Ao final do governo militar, não tinha espaço político para ser ministro. Sabe-se lá se Tancredo tivesse governado e aplicado com sucesso uma política liberal inspirada por Simonsen, se sua carreira como homem público não teria sido retomada de outra forma. O fato é que, com o tempo, Simonsen, talvez o economista brasileiro com maior prestígio internacional, reconstruiu seu espaço político interno. Fernando Collor namorou com a idéia de tê-lo como ministro, e presidentes e ministros recorreram a ele, com frequência, quando a crise apertava. Teve uma enorme influência como articulista, nos últimos anos, e acabou conquistando um nicho, apoiado por sua competência como economista, longe das disputas políticas menores.
Ironicamente, fora do poder Simonsen acabou tendo mais chances para brigar por idéias que não conseguiu executar quando esteve em Brasília. Liberal, Simonsen foi o ministro da Fazenda de um governo, o do general Geisel, marcado por um forte avanço da estatização. Foi o período em que a primeira crise do petróleo e seus efeitos desastrosos sobre as contas externas foi enfrentada com mais investimentos em substituição de importações e mais proteção interna. Nada que se pareça com o que o acadêmico Simonsen defenderia fora do governo.
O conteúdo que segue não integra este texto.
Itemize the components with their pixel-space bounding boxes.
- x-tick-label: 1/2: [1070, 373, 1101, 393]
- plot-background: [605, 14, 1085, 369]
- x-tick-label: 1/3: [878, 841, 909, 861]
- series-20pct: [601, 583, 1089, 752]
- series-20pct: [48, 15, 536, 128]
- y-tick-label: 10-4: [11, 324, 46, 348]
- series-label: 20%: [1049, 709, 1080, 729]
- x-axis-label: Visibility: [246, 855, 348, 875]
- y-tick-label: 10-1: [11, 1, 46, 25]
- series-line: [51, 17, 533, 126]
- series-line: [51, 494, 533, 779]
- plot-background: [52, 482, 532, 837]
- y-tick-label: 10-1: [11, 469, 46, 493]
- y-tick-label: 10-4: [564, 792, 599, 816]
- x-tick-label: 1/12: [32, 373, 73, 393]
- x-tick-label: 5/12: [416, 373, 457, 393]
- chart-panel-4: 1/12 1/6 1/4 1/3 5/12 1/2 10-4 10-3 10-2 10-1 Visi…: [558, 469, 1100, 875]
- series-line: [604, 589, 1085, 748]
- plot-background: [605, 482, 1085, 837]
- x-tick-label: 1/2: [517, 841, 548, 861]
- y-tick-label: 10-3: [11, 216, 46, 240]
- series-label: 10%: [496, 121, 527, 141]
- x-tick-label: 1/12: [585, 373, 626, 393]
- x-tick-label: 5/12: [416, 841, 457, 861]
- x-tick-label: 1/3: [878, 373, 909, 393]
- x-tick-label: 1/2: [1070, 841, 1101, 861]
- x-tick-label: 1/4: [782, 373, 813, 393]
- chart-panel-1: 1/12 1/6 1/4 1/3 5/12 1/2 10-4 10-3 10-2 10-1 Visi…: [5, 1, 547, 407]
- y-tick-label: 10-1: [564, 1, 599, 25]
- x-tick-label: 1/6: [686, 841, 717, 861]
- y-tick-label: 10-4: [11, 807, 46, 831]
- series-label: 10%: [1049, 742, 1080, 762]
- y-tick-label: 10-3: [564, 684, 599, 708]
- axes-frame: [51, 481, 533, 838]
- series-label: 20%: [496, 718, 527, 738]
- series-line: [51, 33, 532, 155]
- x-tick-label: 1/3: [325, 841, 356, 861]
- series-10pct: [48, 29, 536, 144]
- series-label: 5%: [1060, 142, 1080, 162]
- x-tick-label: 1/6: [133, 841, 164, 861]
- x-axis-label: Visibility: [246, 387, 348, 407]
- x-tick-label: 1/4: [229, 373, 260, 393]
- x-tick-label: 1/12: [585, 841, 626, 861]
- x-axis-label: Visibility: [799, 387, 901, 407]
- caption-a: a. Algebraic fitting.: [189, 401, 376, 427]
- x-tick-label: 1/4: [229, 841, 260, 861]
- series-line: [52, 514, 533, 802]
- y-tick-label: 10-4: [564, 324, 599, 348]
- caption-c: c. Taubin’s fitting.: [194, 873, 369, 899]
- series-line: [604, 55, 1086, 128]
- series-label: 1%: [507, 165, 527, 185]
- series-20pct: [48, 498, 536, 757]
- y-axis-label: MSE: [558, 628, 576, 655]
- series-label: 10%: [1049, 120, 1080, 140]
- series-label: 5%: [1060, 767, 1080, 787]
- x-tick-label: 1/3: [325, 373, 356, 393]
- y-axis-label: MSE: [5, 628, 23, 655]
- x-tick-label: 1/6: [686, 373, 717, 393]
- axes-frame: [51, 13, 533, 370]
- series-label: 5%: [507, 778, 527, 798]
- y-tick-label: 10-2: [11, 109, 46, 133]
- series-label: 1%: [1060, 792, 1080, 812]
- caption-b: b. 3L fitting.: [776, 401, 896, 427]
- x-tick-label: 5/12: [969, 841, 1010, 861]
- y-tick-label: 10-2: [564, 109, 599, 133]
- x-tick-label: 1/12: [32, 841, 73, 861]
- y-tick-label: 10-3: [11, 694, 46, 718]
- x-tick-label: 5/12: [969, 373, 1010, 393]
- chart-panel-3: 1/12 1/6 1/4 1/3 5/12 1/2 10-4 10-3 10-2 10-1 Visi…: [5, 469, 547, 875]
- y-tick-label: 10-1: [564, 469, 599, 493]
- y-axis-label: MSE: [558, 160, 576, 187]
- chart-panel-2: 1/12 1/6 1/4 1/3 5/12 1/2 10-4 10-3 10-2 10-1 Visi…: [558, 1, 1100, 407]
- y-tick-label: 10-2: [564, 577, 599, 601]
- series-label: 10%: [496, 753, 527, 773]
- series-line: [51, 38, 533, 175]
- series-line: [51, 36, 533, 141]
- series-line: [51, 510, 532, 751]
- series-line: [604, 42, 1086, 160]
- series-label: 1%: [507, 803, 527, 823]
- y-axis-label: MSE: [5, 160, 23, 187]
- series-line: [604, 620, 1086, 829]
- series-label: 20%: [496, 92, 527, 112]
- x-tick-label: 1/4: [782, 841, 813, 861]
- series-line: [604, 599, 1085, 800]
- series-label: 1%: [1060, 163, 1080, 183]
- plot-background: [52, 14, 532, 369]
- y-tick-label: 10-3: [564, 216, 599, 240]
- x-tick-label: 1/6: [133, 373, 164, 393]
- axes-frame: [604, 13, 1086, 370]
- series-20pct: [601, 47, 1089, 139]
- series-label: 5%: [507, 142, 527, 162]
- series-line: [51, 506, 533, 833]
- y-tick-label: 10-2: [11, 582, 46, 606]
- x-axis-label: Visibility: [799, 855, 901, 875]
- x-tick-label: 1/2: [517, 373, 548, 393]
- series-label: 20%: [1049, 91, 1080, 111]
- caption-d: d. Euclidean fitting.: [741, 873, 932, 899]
Foram os anos em que o governo proclamava ser o Brasil "uma ilha de prosperidade num mar revolto", uma tolice descomunal que não combinava com a racionalidade cartesiana do engenheiro, economista e matemático Simonsen. Quando o general Figueiredo assumiu a presidência em 79, com outra crise do petróleo pela frente, Simonsen foi para o Planejamento e defendeu o caminho oposto: um ajuste na economia para absorver o choque externo. Perdeu a guerra com Delfim Netto, que defendia a tese contrária, do crescimento rápido. Em quatro meses Simonsen deixou o governo e assistiu Delfim, depois de uma desastrosa prefixação da correção monetária em 1980, fazer, em 81, a pior recessão do Brasil desde os anos 30. O país acabou indo para o ajuste, mas mais frágil.
Um pioneiro e inovador no estudo da indexação e seus efeitos, Simonsen, num depoimento em outubro de 95 para o livro "Conversando com Economistas Brasileiros", disse que desde a época de Geisel estava convencido de que uma terapia apenas ortodoxa, inspirada pelo FMI, não liquidaria a inflação. Como ministro, contudo, jamais conseguiu aplicar qualquer terapia que atacasse a indexação.
Como conselheiro, foi uma figura de destaque nos debates que precederam e sucederam o Plano Real. Simonsen foi a primeira voz "ortodoxa" a sair em defesa das idéias da inflação inercial, em 85. Era muito próximo da equipe de economistas da PUC do Rio que fez o Real e, de longe, seu mais influente interlocutor.
Como administrador era confuso, como acadêmico era brilhante. Deixou a vida no auge de seu prestígio intelectual.